How to give your photos and videos a vintage look

The First Art Newspaper on the Net    Established in 1996 Monday, April 22, 2024

How to give your photos and videos a vintage look
In an undated image, a sampling of retro-photography styles from the Hipstamatic and FIMO apps. Retro-photography apps that mimic the appearance of analog film formats make your digital files seem like they’re from another era. (Software by Hipstamatic (3) and FIMO; photographs by J.D. Biersdorfer via The New York Times)

by J.D. Biersdorfer

NEW YORK, NY.- Like the allure of vinyl records, classic video games and even the early internet, the fascination with older photography standards like point-and-shoot cameras and 35 mm film persists — even in people too young to remember when that gear was cutting edge. The appeal of “vintage” photography goes beyond nostalgia and Instagram filters, judging by the huge number of apps designed to emulate the film, lenses and visual quirks of predigital photos and movies.

Despite the irony of using a high-end smartphone camera to produce imperfect images that appear oversaturated, jittery, low-contrast, unfiltered or otherwise analog, going for a retro look can help you practice your composition skills. If you’re not ready to buy original equipment, you can still evoke a different time period’s creative sensibility. Here’s an overview.

Getting Started

Before you dive in, here are some things to keep in mind. First, make sure you can reverse any editing on an original image; making duplicates for your experiments is a safe backup. Second, be aware that some apps capture content with the effects embedded, leaving you with a permanently vintage-looking photo or video.

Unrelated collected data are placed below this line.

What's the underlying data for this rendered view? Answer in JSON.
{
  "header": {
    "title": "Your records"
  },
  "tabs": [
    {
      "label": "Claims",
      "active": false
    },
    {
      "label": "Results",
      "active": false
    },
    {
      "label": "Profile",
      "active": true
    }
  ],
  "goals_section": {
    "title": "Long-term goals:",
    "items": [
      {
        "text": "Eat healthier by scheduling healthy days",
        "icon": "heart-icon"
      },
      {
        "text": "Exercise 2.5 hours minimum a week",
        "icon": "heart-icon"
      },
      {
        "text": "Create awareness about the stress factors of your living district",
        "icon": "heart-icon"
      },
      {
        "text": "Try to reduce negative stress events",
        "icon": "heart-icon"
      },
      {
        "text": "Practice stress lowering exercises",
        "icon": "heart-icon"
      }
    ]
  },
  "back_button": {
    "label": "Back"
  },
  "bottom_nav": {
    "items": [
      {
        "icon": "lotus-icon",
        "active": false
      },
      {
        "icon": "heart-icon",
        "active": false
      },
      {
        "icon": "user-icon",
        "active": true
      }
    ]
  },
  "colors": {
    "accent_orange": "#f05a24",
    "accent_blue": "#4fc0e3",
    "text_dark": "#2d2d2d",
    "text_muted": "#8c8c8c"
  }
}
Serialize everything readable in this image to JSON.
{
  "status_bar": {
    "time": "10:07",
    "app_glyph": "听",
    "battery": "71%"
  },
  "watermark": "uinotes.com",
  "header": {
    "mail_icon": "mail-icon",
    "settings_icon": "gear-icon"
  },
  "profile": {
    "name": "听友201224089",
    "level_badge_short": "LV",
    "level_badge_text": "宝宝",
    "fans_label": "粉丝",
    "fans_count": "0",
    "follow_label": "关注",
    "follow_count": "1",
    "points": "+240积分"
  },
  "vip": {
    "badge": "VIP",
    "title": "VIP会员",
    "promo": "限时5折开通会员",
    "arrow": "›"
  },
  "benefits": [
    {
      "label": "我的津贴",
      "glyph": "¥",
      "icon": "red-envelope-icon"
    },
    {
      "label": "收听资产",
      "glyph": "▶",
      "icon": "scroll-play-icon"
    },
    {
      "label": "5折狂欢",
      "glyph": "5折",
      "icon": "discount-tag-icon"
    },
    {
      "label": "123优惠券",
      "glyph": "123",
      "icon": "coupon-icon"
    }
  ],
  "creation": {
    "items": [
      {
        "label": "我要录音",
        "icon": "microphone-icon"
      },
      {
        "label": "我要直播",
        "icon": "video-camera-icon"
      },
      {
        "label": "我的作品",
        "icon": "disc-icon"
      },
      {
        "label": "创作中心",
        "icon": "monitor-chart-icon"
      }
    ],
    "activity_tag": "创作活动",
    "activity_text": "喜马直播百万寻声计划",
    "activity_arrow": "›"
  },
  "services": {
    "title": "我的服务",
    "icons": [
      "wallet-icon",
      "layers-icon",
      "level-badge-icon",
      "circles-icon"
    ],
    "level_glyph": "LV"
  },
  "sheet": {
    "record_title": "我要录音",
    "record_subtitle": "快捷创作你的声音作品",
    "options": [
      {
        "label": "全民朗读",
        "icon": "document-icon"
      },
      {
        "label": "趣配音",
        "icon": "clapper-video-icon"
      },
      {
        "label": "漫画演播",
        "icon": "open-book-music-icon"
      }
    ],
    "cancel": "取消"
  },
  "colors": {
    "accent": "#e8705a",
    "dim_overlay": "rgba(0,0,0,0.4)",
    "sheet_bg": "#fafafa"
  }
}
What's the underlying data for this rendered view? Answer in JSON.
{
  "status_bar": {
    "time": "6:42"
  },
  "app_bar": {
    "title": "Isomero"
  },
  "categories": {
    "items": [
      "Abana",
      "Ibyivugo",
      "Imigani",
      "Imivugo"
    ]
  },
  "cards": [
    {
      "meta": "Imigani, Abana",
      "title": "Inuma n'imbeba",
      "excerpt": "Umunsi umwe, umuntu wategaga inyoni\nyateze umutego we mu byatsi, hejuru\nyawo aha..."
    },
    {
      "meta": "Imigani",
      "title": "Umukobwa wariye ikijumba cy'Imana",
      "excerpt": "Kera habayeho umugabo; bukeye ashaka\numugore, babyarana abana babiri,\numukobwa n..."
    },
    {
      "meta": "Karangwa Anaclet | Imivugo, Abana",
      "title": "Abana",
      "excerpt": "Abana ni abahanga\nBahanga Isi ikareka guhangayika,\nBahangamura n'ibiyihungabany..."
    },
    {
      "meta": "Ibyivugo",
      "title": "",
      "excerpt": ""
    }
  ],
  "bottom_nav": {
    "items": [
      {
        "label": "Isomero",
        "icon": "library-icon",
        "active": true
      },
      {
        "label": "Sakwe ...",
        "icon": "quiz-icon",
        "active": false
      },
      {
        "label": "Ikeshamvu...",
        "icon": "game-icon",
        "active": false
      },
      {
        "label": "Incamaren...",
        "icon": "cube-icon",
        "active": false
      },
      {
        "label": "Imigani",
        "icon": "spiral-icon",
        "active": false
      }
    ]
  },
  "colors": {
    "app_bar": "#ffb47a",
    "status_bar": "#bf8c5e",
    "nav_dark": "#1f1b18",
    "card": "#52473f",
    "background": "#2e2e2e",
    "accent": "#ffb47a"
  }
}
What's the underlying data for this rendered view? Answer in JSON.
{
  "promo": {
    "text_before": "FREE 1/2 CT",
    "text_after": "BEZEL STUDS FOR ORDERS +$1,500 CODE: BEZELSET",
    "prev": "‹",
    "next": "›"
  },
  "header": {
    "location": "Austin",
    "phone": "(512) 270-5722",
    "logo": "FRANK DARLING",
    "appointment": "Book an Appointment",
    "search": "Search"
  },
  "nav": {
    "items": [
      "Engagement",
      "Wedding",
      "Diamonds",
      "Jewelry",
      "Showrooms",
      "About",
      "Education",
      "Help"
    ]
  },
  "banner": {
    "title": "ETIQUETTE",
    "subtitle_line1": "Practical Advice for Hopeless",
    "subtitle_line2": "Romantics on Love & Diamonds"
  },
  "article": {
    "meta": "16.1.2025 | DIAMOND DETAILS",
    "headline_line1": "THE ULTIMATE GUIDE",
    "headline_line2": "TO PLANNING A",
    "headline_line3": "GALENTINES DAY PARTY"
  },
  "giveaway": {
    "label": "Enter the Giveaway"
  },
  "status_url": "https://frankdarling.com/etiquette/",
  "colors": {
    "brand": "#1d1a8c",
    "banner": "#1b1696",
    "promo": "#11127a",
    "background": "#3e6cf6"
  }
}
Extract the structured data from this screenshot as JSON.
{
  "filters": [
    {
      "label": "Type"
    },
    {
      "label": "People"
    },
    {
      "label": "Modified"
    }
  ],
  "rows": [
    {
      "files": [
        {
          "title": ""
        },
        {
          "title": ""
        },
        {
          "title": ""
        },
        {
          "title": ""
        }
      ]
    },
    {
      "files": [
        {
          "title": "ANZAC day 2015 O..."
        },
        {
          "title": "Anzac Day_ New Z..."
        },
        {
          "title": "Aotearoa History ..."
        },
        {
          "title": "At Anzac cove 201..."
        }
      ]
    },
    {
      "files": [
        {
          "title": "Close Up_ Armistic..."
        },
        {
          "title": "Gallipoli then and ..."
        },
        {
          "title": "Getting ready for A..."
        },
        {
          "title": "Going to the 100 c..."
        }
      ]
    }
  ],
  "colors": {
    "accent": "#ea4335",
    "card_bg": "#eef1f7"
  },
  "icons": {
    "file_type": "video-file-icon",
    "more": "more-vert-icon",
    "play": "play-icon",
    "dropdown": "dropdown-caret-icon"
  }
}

You may not need extra software, depending on the visual effect you want to achieve. Apple, Google and Samsung all include a variety of filters in their default photo apps, as well as built-in editing tools. You might get satisfactory results by manually adjusting the color saturation, the tint and other elements to make the photo look as if an ancient film camera had taken it.

Exploring Apps

For a wider range of editing features, Wirecutter, the product review site owned by The New York Times, recommends Adobe Lightroom and Google’s Snapseed for Android or iOS. Adobe Photoshop Express also includes a collection of filters, themes and borders for your photos. (Adobe’s apps are free with in-app purchases, and Snapseed is free.)

For specific historical looks (like a 1970s Polaroid, for example), there are apps with filters and algorithms designed to emulate certain analog film stocks, camera lenses and other factors, like simulated light leaks and dust speckles. Just enter “vintage” or “retro” when you search the app store for camera or photography programs. Some apps charge for extra filters, require a subscription or have technical requirements, so read the specifications.

Hipstamatic for the iPhone is one of the best-known retro camera apps — and may be considered an antique itself, as it was first released in 2009. Its original incarnation, now called Classic Camera (free to try; $2.99 with in-app purchases), is still around and uses filter combinations to mimic the look of prints taken with a cheap plastic 1980s camera. Damon Winter, a Times photographer, even used the app for a 2010 assignment in Afghanistan. Last year, the company released Hipstamatic X, an update with hundreds of filters and tools and its own online photo-sharing community (free trial; $29.99 a year to subscribe).

FIMO Analog Camera for Android and iOS (free to try, $29.99 a year) is a similar app for emulating prints produced from various film types.

Making ‘Vintage’ Video

For giving a classic look to your moving pictures, Google has a set of filters and effects for videos edited in the Google Photos app for Android and iOS. Samsung’s Video Editor offers filters, as does Apple’s Photos app and its free iMovie and Clips video-editing apps.

But again, there are specialized apps. Super 16 for Android and iOS (free to try; $23.49 for a six-month subscription) has about 70 customizable filters for photos and videos and can be used to record directly or to apply effects on existing videos.

Similar software, Nexvio’s 8mm Vintage Camera app ($9.99 per year) for the iPhone, lets you record clips in the style of a black-and-white noir movie, a grainy ’70s art-house film and more.

Modernize Old Photos

Just as you can make new photos look old, you can make old photos look newer — by colorizing them. If you’d like to experiment, Colorize (free trial; $18.99 a year) uses artificial intelligence to convert monochrome images, as does the Colorize Images app (free trial; $9.99 a year). Both apps are available for Android and iOS.

Some genealogy services — including MyHeritage and Ancestry — offer a free photo colorization tool for subscribers to use on files uploaded to the site.

Depending on the original, the results may be wildly garish or — in the best-case scenario — hard to distinguish from a genuine color image. This may be considered sacrilege to historians and fans of black-and-white photography, but for projects like compiling a family tree, the modernization could make the people in the photos feel more relatable.

Time-shifting images to the past or present is not for everyone, but for those who are curious, the apps are generally less expensive than trawling eBay’s used camera section or getting film developed. Just remember, light leaks and dust specks are features (and not bugs) these days.